Волчек: И в положение не войду, и «нет» не скажу. Сегодня другая жизнь, и отказать невозможно ни Чулпан Хаматовой, ни Марине Нееловой, ни Сереже Гармашу — они востребованы. Мое «нет» со мной и остается.
культура: Значит, ищете компромисс?
Волчек: Стараюсь.
культура: Что за странная у Вас страсть к футболу? По-моему, женщинам гораздо ближе художественная гимнастика, например.
Волчек: И фигурное катание, и гимнастику люблю, горжусь достижениями наших сборных. Моя близкая подруга Таня Тарасова. Не устаю восторгаться Ириной Винер, которую знаю много лет, познакомилась с ней гораздо раньше, чем с Алишером Усмановым. Сейчас я благодарна его фонду за помощь «Современнику».
У меня-то давно есть понятие о командном существовании, и им я всегда интересовалась в футболе. Жизнь предоставляла возможности общаться со знаменитыми тренерами Константином Бесковым, Олегом Романцевым, я с ними проводила много времени. Меня волновало, как звезды спорта в команде себя проявляют. Пусть Вам не покажется странным, но у футбола много общего с театром! Никакая звезда — сцены или спорта — без команды не вызовет аплодисменты, не забьет гол. И то, и другое — дело коллективное, и там и там никуда без командного мышления.

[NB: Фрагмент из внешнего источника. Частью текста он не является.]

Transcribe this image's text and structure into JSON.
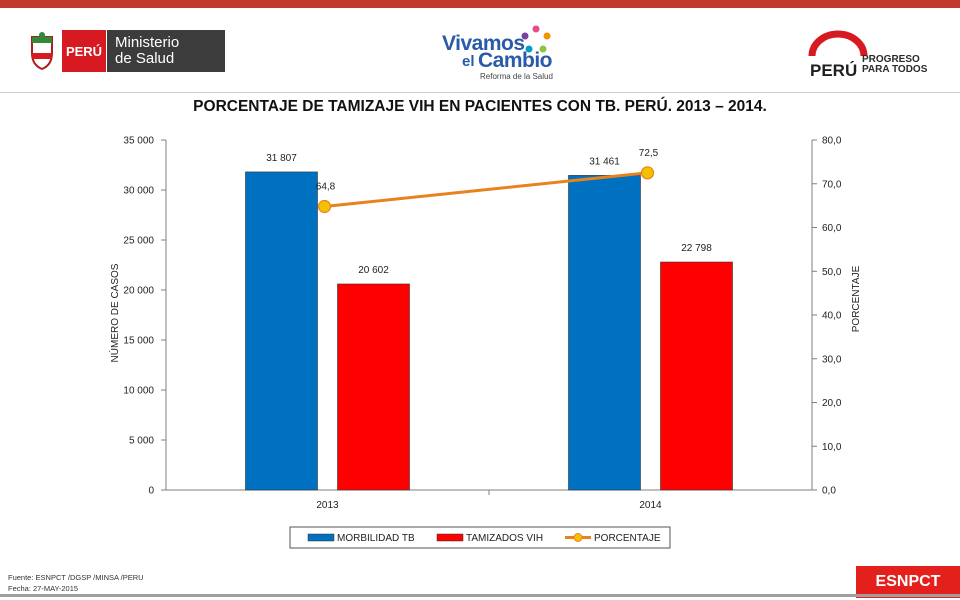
{
  "header": {
    "minsa_country": "PERÚ",
    "minsa_name_line1": "Ministerio",
    "minsa_name_line2": "de Salud",
    "campaign_line1": "Vivamos",
    "campaign_line2a": "el",
    "campaign_line2b": "Cambio",
    "campaign_sub": "Reforma de la Salud",
    "brand_word": "PERÚ",
    "brand_line1": "PROGRESO",
    "brand_line2": "PARA TODOS"
  },
  "chart_data": {
    "type": "bar",
    "title": "PORCENTAJE DE TAMIZAJE VIH EN PACIENTES CON TB. PERÚ. 2013 – 2014.",
    "categories": [
      "2013",
      "2014"
    ],
    "series": [
      {
        "name": "MORBILIDAD TB",
        "type": "bar",
        "axis": "left",
        "color": "#0070c0",
        "values": [
          31807,
          31461
        ],
        "labels": [
          "31 807",
          "31 461"
        ]
      },
      {
        "name": "TAMIZADOS VIH",
        "type": "bar",
        "axis": "left",
        "color": "#ff0000",
        "values": [
          20602,
          22798
        ],
        "labels": [
          "20 602",
          "22 798"
        ]
      },
      {
        "name": "PORCENTAJE",
        "type": "line",
        "axis": "right",
        "color": "#e8821e",
        "marker_color": "#f5c000",
        "values": [
          64.8,
          72.5
        ],
        "labels": [
          "64,8",
          "72,5"
        ]
      }
    ],
    "ylabel": "NÚMERO DE CASOS",
    "y2label": "PORCENTAJE",
    "ylim": [
      0,
      35000
    ],
    "y2lim": [
      0,
      80
    ],
    "yticks": [
      0,
      5000,
      10000,
      15000,
      20000,
      25000,
      30000,
      35000
    ],
    "ytick_labels": [
      "0",
      "5 000",
      "10 000",
      "15 000",
      "20 000",
      "25 000",
      "30 000",
      "35 000"
    ],
    "y2ticks": [
      0,
      10,
      20,
      30,
      40,
      50,
      60,
      70,
      80
    ],
    "y2tick_labels": [
      "0,0",
      "10,0",
      "20,0",
      "30,0",
      "40,0",
      "50,0",
      "60,0",
      "70,0",
      "80,0"
    ],
    "grid": false,
    "legend_position": "bottom"
  },
  "footer": {
    "source": "Fuente: ESNPCT /DGSP /MINSA /PERU",
    "date": "Fecha: 27-MAY-2015",
    "badge": "ESNPCT"
  }
}
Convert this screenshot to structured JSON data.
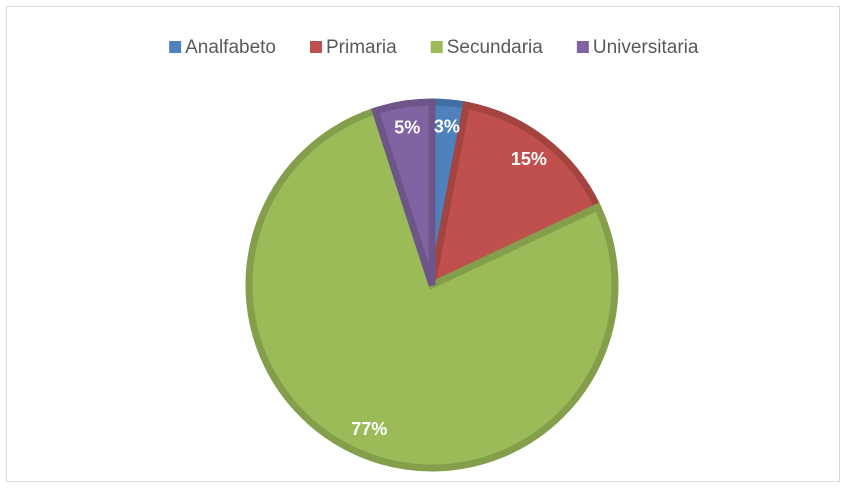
{
  "chart_data": {
    "type": "pie",
    "categories": [
      "Analfabeto",
      "Primaria",
      "Secundaria",
      "Universitaria"
    ],
    "values": [
      3,
      15,
      77,
      5
    ],
    "value_labels": [
      "3%",
      "15%",
      "77%",
      "5%"
    ],
    "colors": [
      "#4f81bd",
      "#c0504d",
      "#9bbb59",
      "#8064a2"
    ],
    "legend": "top"
  }
}
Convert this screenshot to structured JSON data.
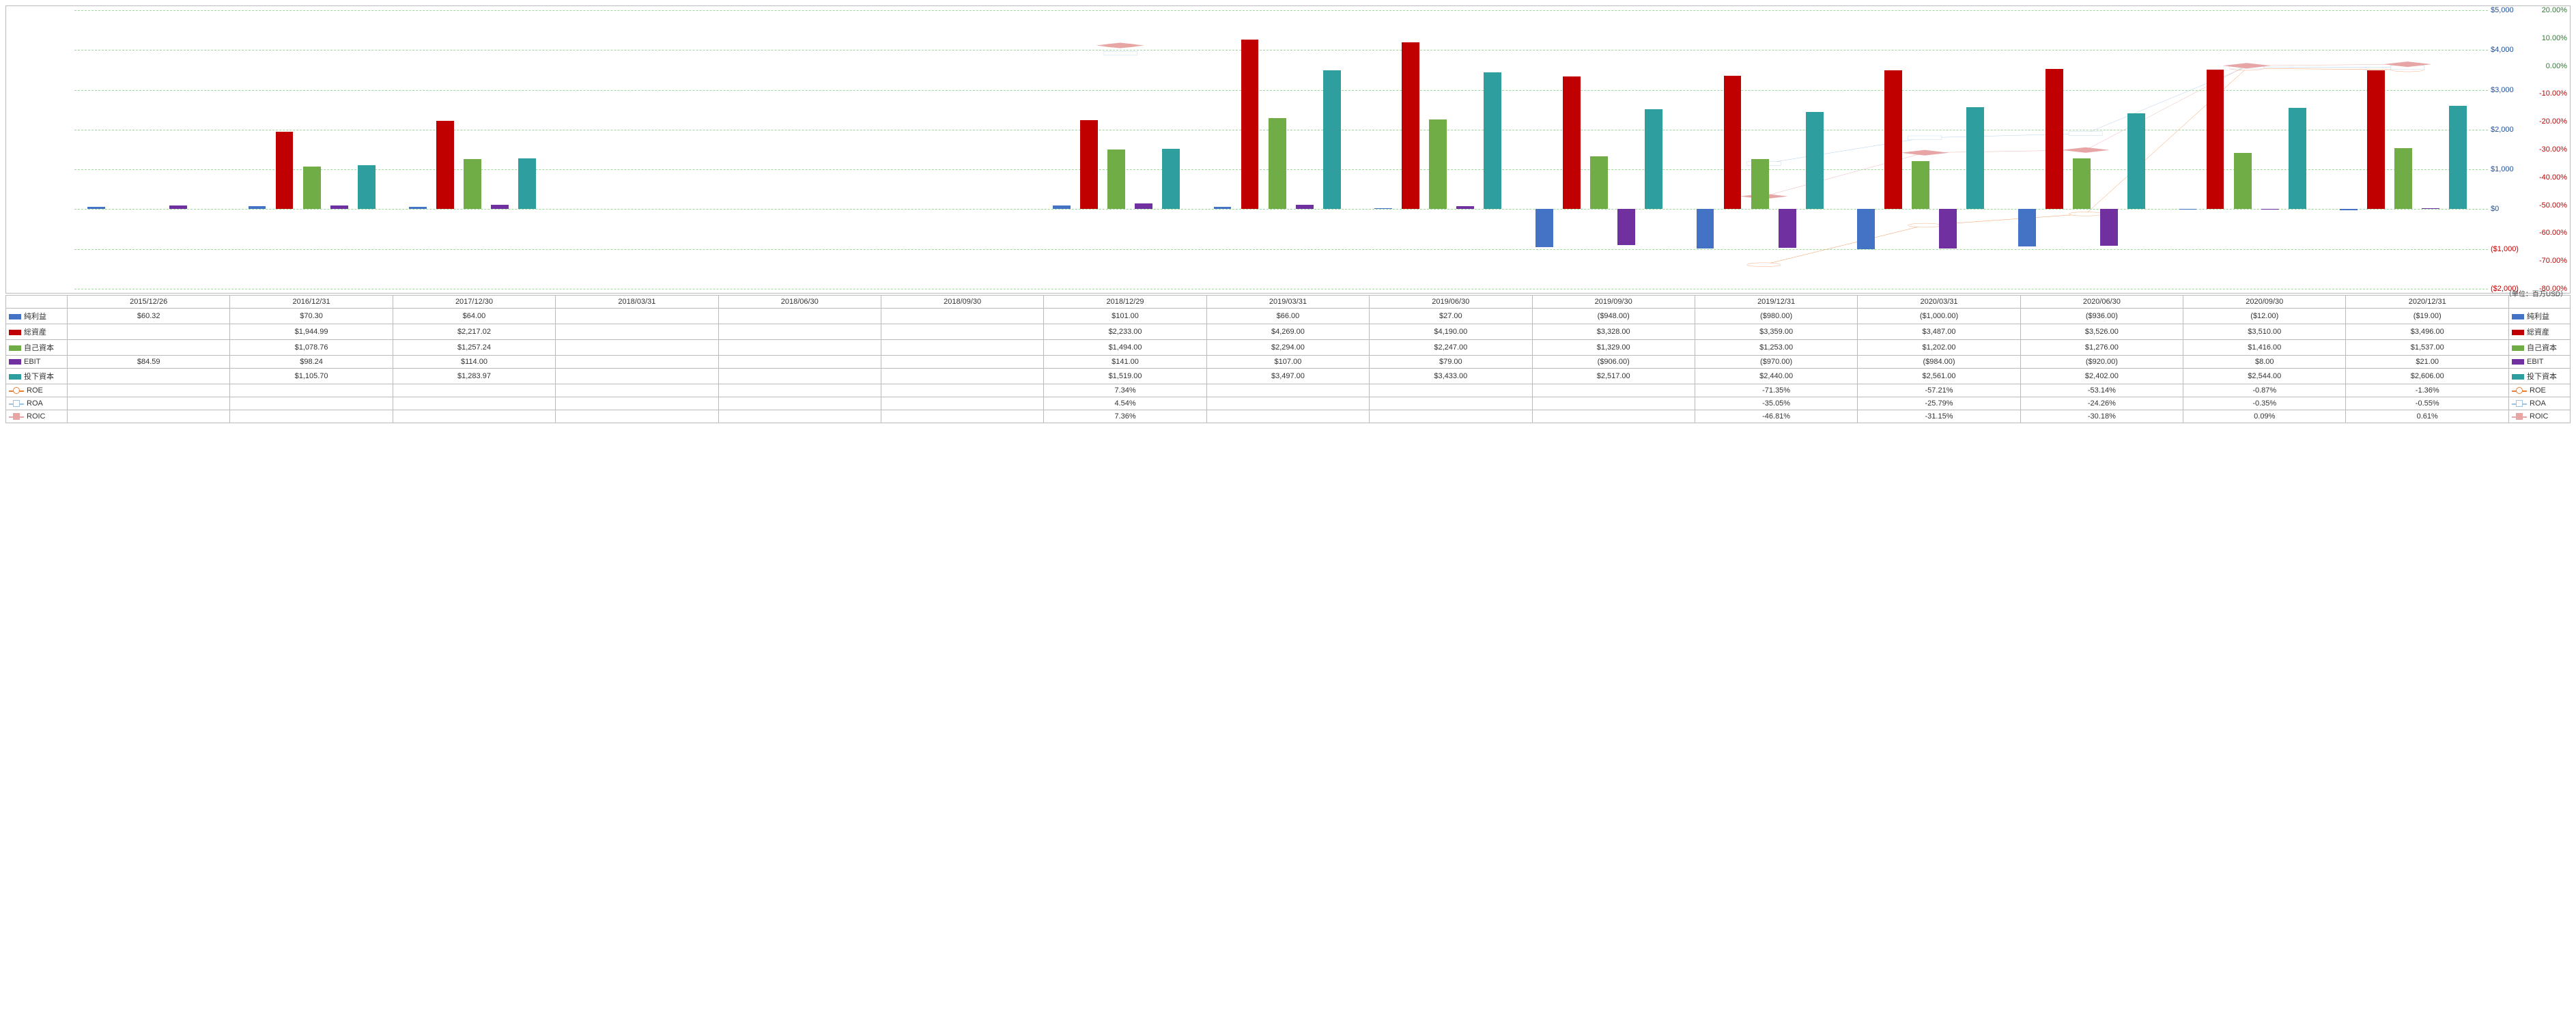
{
  "unit_label": "（単位：百万USD）",
  "periods": [
    "2015/12/26",
    "2016/12/31",
    "2017/12/30",
    "2018/03/31",
    "2018/06/30",
    "2018/09/30",
    "2018/12/29",
    "2019/03/31",
    "2019/06/30",
    "2019/09/30",
    "2019/12/31",
    "2020/03/31",
    "2020/06/30",
    "2020/09/30",
    "2020/12/31"
  ],
  "y_left": {
    "min": -2000,
    "max": 5000,
    "step": 1000,
    "color": "#1f4e9b"
  },
  "y_right": {
    "min": -80,
    "max": 20,
    "step": 10,
    "color": "#c00000"
  },
  "bar_colors": {
    "純利益": "#4472c4",
    "総資産": "#c00000",
    "自己資本": "#70ad47",
    "EBIT": "#7030a0",
    "投下資本": "#2f9e9e"
  },
  "line_styles": {
    "ROE": {
      "color": "#ed7d31",
      "marker": "circle"
    },
    "ROA": {
      "color": "#9dc3e6",
      "marker": "square"
    },
    "ROIC": {
      "color": "#e8a5a5",
      "marker": "diamond"
    }
  },
  "bars": {
    "純利益": [
      60.32,
      70.3,
      64.0,
      null,
      null,
      null,
      101.0,
      66.0,
      27.0,
      -948.0,
      -980.0,
      -1000.0,
      -936.0,
      -12.0,
      -19.0
    ],
    "総資産": [
      null,
      1944.99,
      2217.02,
      null,
      null,
      null,
      2233.0,
      4269.0,
      4190.0,
      3328.0,
      3359.0,
      3487.0,
      3526.0,
      3510.0,
      3496.0
    ],
    "自己資本": [
      null,
      1078.76,
      1257.24,
      null,
      null,
      null,
      1494.0,
      2294.0,
      2247.0,
      1329.0,
      1253.0,
      1202.0,
      1276.0,
      1416.0,
      1537.0
    ],
    "EBIT": [
      84.59,
      98.24,
      114.0,
      null,
      null,
      null,
      141.0,
      107.0,
      79.0,
      -906.0,
      -970.0,
      -984.0,
      -920.0,
      8.0,
      21.0
    ],
    "投下資本": [
      null,
      1105.7,
      1283.97,
      null,
      null,
      null,
      1519.0,
      3497.0,
      3433.0,
      2517.0,
      2440.0,
      2561.0,
      2402.0,
      2544.0,
      2606.0
    ]
  },
  "lines": {
    "ROE": [
      null,
      null,
      null,
      null,
      null,
      null,
      7.34,
      null,
      null,
      null,
      -71.35,
      -57.21,
      -53.14,
      -0.87,
      -1.36
    ],
    "ROA": [
      null,
      null,
      null,
      null,
      null,
      null,
      4.54,
      null,
      null,
      null,
      -35.05,
      -25.79,
      -24.26,
      -0.35,
      -0.55
    ],
    "ROIC": [
      null,
      null,
      null,
      null,
      null,
      null,
      7.36,
      null,
      null,
      null,
      -46.81,
      -31.15,
      -30.18,
      0.09,
      0.61
    ]
  },
  "table_rows": [
    {
      "key": "純利益",
      "type": "bar",
      "fmt": "money",
      "vals": [
        "$60.32",
        "$70.30",
        "$64.00",
        "",
        "",
        "",
        "$101.00",
        "$66.00",
        "$27.00",
        "($948.00)",
        "($980.00)",
        "($1,000.00)",
        "($936.00)",
        "($12.00)",
        "($19.00)"
      ]
    },
    {
      "key": "総資産",
      "type": "bar",
      "fmt": "money",
      "vals": [
        "",
        "$1,944.99",
        "$2,217.02",
        "",
        "",
        "",
        "$2,233.00",
        "$4,269.00",
        "$4,190.00",
        "$3,328.00",
        "$3,359.00",
        "$3,487.00",
        "$3,526.00",
        "$3,510.00",
        "$3,496.00"
      ]
    },
    {
      "key": "自己資本",
      "type": "bar",
      "fmt": "money",
      "vals": [
        "",
        "$1,078.76",
        "$1,257.24",
        "",
        "",
        "",
        "$1,494.00",
        "$2,294.00",
        "$2,247.00",
        "$1,329.00",
        "$1,253.00",
        "$1,202.00",
        "$1,276.00",
        "$1,416.00",
        "$1,537.00"
      ]
    },
    {
      "key": "EBIT",
      "type": "bar",
      "fmt": "money",
      "vals": [
        "$84.59",
        "$98.24",
        "$114.00",
        "",
        "",
        "",
        "$141.00",
        "$107.00",
        "$79.00",
        "($906.00)",
        "($970.00)",
        "($984.00)",
        "($920.00)",
        "$8.00",
        "$21.00"
      ]
    },
    {
      "key": "投下資本",
      "type": "bar",
      "fmt": "money",
      "vals": [
        "",
        "$1,105.70",
        "$1,283.97",
        "",
        "",
        "",
        "$1,519.00",
        "$3,497.00",
        "$3,433.00",
        "$2,517.00",
        "$2,440.00",
        "$2,561.00",
        "$2,402.00",
        "$2,544.00",
        "$2,606.00"
      ]
    },
    {
      "key": "ROE",
      "type": "line",
      "fmt": "pct",
      "vals": [
        "",
        "",
        "",
        "",
        "",
        "",
        "7.34%",
        "",
        "",
        "",
        "-71.35%",
        "-57.21%",
        "-53.14%",
        "-0.87%",
        "-1.36%"
      ]
    },
    {
      "key": "ROA",
      "type": "line",
      "fmt": "pct",
      "vals": [
        "",
        "",
        "",
        "",
        "",
        "",
        "4.54%",
        "",
        "",
        "",
        "-35.05%",
        "-25.79%",
        "-24.26%",
        "-0.35%",
        "-0.55%"
      ]
    },
    {
      "key": "ROIC",
      "type": "line",
      "fmt": "pct",
      "vals": [
        "",
        "",
        "",
        "",
        "",
        "",
        "7.36%",
        "",
        "",
        "",
        "-46.81%",
        "-31.15%",
        "-30.18%",
        "0.09%",
        "0.61%"
      ]
    }
  ]
}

культура: Потому, наверное, Вас так раздражают люди, диктующие театральному сообществу новую моду. Их не так много, и они чаще всего — вне команды.
Волчек: Вообще к массовой моде я отношусь предвзято. Не понимаю ее, возбуждающую стадное чувство. Например, в тренде нынешнего сезона — длинные волосы, и все стремятся ходить с лохмами до плеч. Одно время поветрием стали черные брови, у людей глаза спрятались, и брови сияли на «безглазом» лице. Старые гримеры говорили: осторожнее с бровями, они — коварны, могут закрыть глаза. Когда вижу «перерезанную» скальпелем пластического хирурга красавицу с накачанными губами, становится не по себе. Хотя я уважаю женщин, которые за собой следят. Но подражание мне претит и кажется отвратительным.
Несколько лет назад спросила ресторатора Аркадия Новикова о том, как ресторан становится модным. Он объяснил. Есть в Москве, предположим, стая в тысячу человек, которая прилетит на новое место, завтра — следующая тысяча, услышавшая от первой. Механизм запущен.
Театр тоже сделали модным местом, где зрителей не подключают к переживаниям, а удивляют экспериментами, что выдаются за новшества, виданные мною в Америке почти четыре десятилетия назад. Меня это не просто раздражает, бесит, а угнетает по-настоящему. Спросите о преемнике? Отвечу. В «Современнике» удалось создать молодую труппу, замечательную смену, продолжающую традиции русского психологического театра. Я счастлива тем, что они не дадут превратить наш дом в модное место. Эта команда — моя радость и гордость.